Wednesday, January 2, 2008

First Steps


Like first steps.... only bigger. I watched him walk into the armory, away from me, his home and friends.... Today at 12pm. It's bittersweet, cuz I am so proud of him. But when things like this happen the tendency is to look back at other milestones. Please indulge me.

David was stubborn even before he was born. He got comfy and didn't want to turn in the right position. I remember feeling his hard little skull right up under my ribcage. He must have liked the position cuz when his birthday came he was still there. They did an emergency C-section when the exam revealed a foot and umbilical cord in the birth canal instead of his fuzzy little head. The first time I saw him was thru the glass between me and the nursery. He looked like an eskimo baby. MY eskimo baby. Such a sweet little boy.
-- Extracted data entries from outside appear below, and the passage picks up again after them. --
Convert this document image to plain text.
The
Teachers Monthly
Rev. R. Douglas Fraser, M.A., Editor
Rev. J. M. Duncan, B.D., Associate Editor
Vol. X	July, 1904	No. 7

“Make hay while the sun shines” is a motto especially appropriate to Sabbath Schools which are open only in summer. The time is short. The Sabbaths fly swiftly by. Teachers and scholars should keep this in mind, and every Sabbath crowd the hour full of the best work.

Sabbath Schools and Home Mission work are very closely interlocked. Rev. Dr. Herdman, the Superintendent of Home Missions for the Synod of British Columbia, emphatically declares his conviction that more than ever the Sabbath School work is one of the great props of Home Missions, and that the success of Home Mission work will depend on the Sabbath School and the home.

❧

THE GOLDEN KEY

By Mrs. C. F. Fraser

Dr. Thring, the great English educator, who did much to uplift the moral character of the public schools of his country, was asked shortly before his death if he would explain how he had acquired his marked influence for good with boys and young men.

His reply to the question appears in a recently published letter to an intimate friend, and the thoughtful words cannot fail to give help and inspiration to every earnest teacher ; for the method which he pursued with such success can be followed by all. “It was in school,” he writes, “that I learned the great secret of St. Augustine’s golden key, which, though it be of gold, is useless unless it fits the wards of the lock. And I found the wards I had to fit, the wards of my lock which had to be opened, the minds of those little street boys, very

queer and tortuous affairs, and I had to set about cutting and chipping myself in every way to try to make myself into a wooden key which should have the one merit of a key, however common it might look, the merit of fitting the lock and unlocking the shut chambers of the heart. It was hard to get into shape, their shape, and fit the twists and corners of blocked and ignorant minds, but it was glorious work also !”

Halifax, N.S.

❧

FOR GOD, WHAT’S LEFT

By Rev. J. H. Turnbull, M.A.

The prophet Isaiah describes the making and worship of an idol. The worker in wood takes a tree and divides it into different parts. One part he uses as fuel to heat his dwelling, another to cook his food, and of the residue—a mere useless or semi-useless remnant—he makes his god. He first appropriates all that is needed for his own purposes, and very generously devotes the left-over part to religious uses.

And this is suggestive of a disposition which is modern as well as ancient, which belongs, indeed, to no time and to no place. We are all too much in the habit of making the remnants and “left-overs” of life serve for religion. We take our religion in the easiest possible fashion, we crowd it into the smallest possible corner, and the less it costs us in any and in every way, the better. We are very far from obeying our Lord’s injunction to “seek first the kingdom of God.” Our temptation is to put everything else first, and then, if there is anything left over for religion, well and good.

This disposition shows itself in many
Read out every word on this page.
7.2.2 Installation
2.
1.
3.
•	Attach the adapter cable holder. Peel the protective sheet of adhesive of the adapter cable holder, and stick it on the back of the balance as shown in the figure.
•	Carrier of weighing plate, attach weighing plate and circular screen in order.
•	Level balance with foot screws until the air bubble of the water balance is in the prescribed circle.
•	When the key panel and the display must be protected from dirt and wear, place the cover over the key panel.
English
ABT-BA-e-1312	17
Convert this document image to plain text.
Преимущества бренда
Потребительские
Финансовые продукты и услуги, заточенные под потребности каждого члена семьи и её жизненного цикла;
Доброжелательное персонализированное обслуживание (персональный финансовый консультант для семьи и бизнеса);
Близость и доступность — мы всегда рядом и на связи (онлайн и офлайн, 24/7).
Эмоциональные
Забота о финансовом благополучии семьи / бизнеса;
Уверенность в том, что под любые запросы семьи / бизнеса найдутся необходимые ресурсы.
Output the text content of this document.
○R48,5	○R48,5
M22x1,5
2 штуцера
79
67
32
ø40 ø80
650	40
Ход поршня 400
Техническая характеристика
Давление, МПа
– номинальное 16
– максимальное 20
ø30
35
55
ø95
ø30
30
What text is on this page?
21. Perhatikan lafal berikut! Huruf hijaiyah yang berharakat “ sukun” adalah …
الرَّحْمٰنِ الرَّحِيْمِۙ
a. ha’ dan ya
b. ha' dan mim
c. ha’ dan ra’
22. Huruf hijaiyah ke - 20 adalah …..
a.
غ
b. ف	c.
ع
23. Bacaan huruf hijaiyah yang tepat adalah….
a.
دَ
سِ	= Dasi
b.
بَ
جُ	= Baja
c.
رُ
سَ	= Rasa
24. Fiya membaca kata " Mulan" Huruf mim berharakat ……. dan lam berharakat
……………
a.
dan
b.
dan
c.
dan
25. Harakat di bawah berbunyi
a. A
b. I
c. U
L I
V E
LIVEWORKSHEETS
His first word was "No." I nursed him till he was two. He hated school and I had to pick up his little five-year-old body and physically put it on the school bus in the mornings. At night he couldn't go to sleep without our bedtime prayer. So it became a ritual right up til he was about 15 years old. I lost that year with him when he decided to live with his dad. I guess I kinda ruined his life. But he came to live with me and his sister a year later, and I couldn't have been happier. I bought him a Ford F-150 truck. A '94. It got stuck in the mud so many times.... cost me a fortune replacing the engine, redoing the front end 4 different times. He loved that truck. So did I. But he left it in the mud by the lake one night and somebody trashed it. Brad Paisley's song "Mud On The Tires"- it was all that. And more.

Hailey was his first gf. She is such a sweet girl. He took April to her prom in '05 I think. Then him and CarolAnne were together for a really long time. My favorite was Cassandra. She is like - the perfect chick! Beautiful and sweet and I love her still. I think he was playing the field right up til the time the recruiter talked him into the National Guard. I prayed for him to find a direction for his life. Who knew a month later he'd be gone?

He is excited. His myspace mood was "Adventurous." So what else can I ask for? I held him really tight and told him I love him and then let him go. Watched him take his first steps. Again. Out into his own world.